WE USED TO have statesmen.
Intrepid individuals who grasped the gravity of governance and knew how to direct the affairs of state. The likes of Manuel L. Quezon, Jose P. Laurel, Claro M. Recto, Sergio Osmeña, and Eulogio “Amang” Rodriguez, Nacionalistas who wrestled America for independence and won that battle in the arena of ideas.
They were men of high ideals who intensely loved the Philippines and envisioned her potential. They engaged in vociferous debate with other patriots to refine the common view of nationhood, and thereby enunciated the lofty goal of self-determination. Nothing less than a truly sovereign Philippine Republic would satisfy.
Though the Philippines was the less experienced and weaker party, they dauntlessly defended her cause before America-the-great. They brought the campaign Stateside in order to better prosecute their case, forcefully arguing with the colonist in his own tongue with impressive eloquence.
Understanding that independence would only be achieved through negotiation and compromise, they bargained like virtuosos to cut their losses. They succeeded in establishing the Philippine Commonwealth in 1935, the government that triumphantly ushered in the Third Philippine Republic in 1946.
These were men of vision. They had their flaws, but they understood that the stewardship of the state demanded respectability as well as intelligence. Despite their private foibles, in public they carried themselves with the dignity befitting their office. I imagine it was the weight of their political burdens that produced in them the gravitas that made them exemplars for the nation. They maintained public debate in the realm of policy and kept it at a reassuring distance from the brothel and the gutter. They inspired confidence and emulation.
I wish we had leaders like them today.
If they resemble them at all, our present officials bear only fading vestiges of the statesmen of yore.
They may sometimes bellow with the bravado of a Laurel or Quezon but disappointingly lack their substance and the commensurate will to transform government. They may be diplomatic like Osmeña or savvy like Amang but lack their integrity and courage; nor do they command the loyalty from their colleagues to steer their party to greatness. And glaringly absent from the current political milieu is the tremendous intellect of Recto.

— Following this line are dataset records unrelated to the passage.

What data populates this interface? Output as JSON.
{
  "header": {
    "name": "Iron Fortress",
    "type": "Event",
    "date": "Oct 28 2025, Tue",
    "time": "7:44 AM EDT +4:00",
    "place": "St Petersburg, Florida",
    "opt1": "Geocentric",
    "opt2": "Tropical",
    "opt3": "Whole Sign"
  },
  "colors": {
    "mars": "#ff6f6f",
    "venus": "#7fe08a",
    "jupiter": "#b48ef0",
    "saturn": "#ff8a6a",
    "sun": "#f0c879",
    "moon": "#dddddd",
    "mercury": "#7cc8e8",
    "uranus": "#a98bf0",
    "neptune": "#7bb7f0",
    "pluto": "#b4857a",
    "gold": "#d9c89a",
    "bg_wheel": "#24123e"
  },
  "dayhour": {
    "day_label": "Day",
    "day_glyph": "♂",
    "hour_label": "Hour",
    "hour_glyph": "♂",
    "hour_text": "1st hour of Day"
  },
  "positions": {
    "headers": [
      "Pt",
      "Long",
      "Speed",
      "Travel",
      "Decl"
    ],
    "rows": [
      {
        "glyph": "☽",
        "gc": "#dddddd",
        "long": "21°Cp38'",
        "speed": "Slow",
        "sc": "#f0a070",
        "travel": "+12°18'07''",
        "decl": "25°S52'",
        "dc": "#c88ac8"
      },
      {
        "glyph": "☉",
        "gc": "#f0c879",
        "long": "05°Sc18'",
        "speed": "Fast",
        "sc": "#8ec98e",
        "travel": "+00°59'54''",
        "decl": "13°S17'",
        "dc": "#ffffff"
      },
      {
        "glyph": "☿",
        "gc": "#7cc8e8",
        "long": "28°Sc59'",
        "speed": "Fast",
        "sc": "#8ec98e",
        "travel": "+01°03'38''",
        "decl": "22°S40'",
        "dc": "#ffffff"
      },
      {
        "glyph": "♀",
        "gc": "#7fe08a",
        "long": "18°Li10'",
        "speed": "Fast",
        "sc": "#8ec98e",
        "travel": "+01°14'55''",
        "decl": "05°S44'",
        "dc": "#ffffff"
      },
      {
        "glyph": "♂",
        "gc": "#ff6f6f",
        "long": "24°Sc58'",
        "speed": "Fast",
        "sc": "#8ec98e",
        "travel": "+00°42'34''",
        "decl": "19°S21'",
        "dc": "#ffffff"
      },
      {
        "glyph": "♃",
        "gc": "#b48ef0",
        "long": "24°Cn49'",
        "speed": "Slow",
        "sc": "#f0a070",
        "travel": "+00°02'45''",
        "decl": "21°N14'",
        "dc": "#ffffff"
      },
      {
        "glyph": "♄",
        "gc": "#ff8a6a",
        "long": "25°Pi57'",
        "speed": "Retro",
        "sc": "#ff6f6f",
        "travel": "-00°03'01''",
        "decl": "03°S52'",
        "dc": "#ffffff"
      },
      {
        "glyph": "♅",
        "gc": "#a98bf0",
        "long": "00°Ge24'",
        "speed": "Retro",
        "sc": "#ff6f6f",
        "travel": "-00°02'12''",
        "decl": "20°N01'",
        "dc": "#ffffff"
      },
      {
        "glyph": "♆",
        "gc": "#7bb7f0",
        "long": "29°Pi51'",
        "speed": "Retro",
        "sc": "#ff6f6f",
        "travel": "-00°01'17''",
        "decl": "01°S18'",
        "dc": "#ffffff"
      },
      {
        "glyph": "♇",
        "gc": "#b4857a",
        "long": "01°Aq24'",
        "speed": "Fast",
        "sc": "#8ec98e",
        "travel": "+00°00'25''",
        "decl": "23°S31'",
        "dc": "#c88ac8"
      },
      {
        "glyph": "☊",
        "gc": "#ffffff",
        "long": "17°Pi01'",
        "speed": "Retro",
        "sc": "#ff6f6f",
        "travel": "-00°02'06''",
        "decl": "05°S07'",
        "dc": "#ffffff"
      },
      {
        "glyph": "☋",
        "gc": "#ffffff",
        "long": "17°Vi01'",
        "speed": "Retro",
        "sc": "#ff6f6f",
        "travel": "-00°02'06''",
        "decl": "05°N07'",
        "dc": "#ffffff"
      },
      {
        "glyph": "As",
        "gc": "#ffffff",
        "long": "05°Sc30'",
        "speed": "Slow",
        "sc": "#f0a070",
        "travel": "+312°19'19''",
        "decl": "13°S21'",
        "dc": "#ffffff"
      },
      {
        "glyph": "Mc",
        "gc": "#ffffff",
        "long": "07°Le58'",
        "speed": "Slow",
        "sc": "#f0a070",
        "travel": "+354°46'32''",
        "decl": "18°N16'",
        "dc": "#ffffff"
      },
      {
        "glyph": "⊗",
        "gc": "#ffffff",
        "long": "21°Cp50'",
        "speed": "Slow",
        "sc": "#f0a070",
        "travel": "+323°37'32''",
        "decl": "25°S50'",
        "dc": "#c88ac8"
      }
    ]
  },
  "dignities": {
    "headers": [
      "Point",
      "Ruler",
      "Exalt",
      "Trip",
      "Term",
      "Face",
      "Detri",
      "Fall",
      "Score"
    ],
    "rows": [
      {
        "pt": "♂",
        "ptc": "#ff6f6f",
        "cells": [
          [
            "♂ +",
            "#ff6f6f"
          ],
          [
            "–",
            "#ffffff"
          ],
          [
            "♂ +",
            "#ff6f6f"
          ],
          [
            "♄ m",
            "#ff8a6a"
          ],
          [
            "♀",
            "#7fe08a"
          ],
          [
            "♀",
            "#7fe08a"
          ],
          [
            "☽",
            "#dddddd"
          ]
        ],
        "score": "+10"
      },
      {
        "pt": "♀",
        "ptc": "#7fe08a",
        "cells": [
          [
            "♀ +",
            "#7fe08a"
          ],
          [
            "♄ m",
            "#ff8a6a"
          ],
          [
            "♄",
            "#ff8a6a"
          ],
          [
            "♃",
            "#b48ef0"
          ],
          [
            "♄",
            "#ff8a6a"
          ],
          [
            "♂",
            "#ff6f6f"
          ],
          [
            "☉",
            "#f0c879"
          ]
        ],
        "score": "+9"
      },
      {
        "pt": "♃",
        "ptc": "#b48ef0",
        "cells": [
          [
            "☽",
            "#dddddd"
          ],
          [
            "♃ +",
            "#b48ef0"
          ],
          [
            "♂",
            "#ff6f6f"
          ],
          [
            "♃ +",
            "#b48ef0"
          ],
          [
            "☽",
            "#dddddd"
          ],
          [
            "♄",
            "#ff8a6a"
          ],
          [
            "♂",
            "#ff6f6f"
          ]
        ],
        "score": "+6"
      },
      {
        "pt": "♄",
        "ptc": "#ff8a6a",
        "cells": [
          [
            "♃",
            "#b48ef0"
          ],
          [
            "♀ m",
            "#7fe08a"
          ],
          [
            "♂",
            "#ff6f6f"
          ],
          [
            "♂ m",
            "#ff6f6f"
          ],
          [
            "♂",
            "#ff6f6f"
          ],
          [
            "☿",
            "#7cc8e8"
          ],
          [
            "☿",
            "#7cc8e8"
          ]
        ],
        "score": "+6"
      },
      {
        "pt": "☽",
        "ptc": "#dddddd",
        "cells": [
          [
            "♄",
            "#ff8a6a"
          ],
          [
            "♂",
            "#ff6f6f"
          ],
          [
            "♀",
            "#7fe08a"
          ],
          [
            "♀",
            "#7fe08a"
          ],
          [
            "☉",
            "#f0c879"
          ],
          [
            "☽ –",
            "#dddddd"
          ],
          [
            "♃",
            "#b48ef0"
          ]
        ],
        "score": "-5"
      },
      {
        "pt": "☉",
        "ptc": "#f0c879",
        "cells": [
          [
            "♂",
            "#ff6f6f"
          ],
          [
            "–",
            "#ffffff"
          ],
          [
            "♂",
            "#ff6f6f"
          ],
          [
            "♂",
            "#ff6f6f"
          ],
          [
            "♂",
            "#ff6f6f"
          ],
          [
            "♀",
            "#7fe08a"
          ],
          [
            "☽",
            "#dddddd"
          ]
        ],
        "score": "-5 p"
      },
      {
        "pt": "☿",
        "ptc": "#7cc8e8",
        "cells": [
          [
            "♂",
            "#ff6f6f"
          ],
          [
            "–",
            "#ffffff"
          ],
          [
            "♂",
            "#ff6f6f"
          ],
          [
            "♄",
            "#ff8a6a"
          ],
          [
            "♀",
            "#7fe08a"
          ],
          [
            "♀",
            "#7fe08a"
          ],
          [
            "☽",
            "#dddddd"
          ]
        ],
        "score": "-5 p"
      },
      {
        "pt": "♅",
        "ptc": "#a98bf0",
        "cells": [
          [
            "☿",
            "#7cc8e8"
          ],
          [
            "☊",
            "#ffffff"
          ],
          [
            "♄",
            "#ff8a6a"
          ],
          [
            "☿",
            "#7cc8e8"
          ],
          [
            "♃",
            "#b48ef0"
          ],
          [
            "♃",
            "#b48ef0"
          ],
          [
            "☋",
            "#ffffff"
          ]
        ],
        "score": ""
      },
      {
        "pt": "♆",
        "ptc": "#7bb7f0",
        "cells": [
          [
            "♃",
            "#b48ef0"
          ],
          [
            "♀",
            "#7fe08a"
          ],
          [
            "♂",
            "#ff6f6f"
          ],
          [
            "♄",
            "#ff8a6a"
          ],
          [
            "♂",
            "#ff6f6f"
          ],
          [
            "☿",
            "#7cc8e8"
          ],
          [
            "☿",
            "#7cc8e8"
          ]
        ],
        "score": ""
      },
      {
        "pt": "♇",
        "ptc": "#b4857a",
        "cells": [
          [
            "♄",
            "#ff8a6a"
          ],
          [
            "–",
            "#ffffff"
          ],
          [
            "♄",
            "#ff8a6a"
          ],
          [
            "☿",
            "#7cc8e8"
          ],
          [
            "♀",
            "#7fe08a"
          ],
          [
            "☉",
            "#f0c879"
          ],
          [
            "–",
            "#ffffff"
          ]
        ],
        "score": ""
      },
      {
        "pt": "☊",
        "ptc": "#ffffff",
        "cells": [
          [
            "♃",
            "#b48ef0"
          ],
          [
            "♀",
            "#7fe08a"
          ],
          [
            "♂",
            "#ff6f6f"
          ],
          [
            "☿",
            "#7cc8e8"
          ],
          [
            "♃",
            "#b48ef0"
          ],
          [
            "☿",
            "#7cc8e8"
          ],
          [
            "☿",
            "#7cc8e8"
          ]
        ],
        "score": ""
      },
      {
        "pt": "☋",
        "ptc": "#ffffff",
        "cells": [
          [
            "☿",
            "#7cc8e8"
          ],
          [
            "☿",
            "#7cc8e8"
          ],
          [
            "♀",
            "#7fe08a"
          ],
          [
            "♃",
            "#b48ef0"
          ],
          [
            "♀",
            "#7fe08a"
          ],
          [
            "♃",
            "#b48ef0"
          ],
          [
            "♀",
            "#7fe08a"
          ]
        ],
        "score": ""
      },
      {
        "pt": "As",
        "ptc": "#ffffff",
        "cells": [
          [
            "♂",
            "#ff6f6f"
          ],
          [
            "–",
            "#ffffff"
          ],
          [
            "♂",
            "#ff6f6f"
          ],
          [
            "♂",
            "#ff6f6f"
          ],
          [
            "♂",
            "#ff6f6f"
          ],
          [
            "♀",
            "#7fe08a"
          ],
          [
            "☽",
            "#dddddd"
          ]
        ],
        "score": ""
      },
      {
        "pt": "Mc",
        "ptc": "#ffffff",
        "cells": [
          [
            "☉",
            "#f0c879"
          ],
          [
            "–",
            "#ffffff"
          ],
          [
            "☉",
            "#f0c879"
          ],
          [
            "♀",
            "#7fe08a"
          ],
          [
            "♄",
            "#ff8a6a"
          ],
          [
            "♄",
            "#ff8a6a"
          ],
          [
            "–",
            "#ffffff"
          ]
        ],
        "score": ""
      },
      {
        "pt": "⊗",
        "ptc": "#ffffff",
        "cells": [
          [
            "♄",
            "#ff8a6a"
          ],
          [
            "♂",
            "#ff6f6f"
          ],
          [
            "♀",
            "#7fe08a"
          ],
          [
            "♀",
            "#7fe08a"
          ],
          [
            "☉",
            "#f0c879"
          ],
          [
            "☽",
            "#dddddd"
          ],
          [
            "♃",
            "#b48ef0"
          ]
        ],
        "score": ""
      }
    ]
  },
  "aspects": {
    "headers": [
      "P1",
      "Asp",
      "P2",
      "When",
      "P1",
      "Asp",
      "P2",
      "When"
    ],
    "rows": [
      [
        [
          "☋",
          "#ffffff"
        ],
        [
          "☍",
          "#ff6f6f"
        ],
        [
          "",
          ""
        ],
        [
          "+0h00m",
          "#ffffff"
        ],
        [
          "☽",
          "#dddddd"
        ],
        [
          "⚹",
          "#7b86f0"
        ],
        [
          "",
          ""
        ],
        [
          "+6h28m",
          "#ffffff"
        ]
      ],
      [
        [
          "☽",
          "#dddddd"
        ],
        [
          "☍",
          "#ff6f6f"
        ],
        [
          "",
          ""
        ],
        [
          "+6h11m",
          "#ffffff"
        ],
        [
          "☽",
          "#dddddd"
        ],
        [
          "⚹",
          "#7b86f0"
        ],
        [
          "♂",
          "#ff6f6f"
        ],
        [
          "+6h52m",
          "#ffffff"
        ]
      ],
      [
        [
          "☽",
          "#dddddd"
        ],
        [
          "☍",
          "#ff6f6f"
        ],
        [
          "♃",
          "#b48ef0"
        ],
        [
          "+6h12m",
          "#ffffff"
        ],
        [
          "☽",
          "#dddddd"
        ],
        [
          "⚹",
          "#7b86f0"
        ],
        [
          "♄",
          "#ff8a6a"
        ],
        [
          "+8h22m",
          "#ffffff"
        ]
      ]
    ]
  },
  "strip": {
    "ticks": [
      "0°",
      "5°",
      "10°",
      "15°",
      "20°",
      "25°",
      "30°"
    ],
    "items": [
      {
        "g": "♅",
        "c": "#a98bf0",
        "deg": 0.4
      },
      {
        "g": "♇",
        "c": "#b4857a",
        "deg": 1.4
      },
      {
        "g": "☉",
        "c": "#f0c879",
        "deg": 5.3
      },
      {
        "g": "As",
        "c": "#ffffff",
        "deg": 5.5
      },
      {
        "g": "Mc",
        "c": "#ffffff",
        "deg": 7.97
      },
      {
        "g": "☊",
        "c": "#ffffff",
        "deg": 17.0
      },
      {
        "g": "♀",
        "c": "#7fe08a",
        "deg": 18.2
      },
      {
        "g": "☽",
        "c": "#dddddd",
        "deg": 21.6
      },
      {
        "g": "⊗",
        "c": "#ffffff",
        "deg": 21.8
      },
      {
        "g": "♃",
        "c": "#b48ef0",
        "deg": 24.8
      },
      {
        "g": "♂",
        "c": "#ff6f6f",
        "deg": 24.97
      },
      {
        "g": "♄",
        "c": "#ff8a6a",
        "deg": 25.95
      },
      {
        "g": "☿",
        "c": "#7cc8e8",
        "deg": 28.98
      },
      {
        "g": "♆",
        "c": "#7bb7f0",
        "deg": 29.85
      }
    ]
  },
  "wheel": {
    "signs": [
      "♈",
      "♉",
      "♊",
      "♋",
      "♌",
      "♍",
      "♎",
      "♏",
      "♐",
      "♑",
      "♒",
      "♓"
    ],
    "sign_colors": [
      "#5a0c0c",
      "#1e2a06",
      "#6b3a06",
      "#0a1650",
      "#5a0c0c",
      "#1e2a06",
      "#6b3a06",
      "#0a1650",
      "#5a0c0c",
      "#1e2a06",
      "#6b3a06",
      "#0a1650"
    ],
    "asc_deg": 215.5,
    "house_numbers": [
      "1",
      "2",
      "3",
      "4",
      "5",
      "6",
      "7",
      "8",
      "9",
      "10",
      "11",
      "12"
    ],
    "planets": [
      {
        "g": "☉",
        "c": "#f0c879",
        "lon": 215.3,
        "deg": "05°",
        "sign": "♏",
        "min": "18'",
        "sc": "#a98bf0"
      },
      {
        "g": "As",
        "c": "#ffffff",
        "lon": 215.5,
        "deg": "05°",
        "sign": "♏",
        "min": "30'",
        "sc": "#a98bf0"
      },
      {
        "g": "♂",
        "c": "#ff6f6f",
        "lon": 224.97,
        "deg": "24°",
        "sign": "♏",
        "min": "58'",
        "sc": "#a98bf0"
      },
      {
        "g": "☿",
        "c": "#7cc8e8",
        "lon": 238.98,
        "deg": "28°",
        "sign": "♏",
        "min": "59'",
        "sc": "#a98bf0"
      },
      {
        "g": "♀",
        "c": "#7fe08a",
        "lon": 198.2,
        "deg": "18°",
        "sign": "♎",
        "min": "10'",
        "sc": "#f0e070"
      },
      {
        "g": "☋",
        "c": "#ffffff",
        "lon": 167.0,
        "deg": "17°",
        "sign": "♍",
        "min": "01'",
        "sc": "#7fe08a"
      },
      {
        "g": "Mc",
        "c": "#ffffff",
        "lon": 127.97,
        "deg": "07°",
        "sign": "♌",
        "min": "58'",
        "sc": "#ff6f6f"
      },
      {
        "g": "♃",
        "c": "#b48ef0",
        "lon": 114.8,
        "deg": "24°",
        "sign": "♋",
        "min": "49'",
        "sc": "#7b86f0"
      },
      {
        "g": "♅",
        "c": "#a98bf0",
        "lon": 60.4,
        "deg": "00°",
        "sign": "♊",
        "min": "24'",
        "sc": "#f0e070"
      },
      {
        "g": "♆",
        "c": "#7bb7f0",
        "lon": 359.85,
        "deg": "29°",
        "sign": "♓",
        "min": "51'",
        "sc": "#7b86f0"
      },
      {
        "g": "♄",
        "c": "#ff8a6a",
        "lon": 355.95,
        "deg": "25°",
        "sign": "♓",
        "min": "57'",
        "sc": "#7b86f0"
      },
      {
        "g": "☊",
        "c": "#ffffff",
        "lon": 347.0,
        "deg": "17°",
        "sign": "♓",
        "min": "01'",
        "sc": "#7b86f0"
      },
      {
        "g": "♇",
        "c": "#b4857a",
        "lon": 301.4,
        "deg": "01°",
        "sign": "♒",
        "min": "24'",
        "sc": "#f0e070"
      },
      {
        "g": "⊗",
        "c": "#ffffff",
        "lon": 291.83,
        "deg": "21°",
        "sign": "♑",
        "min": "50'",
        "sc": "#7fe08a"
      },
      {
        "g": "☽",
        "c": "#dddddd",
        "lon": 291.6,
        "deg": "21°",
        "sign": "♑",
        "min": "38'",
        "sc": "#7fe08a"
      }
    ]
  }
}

Instead, they have stag parties and twerking playgirls, these trapos who see nothing malicious in the lewd gyrations of their “sexy dancers,” and who find this kind of event “ordinary.”
They are not idealistic but pragmatic, and will unabashedly block reform legislation to ensure their political survival. Neither are they patriotic but avaricious, and will unconscionably sell the country down the river if they can make a profit by it.
Their sense of destiny is personal, not national in scope, and their vision extends only to the extent that they are benefited by endorsing a particular cause. They are not described by nobility but by banality, and by a peculiar mendicancy of character that makes these elected officials palpably pathetic.
I feel increasingly frustrated that my choices in 2016 seem limited to the usual suspects. I am praying and hoping and waiting for better options to emerge, because the current ones are, I’m afraid, not enough.
I do not want to vote for puede na next year, nor sige na lang kasi wala na. I truly want to hold out for candidates who will elevate our social consciousness with their own soaring ideals.
People who have the boldness and wisdom to lead and not merely rely on advisers. People who will help the middle class improve their quality of life and not merely report economic improvements no one can feel. People who will have the compassion to lower taxes and not merely cover their inefficient revenue collection by digging in their heels and pulling rank.
I am waiting for those who will not exploit the people’s valid yearnings by falsely identifying with them. I am looking for candidates who will inspire.
I will pray and wait and hope. But if I do not find them in next year’s field, I will not give the unworthy my vote of confidence. I will abstain and let my silent ballot be my keening in the wilderness.
“They lead my people astray with their reckless lies, yet I did not send or appoint them. They do not benefit these people in the least,” declares the LORD.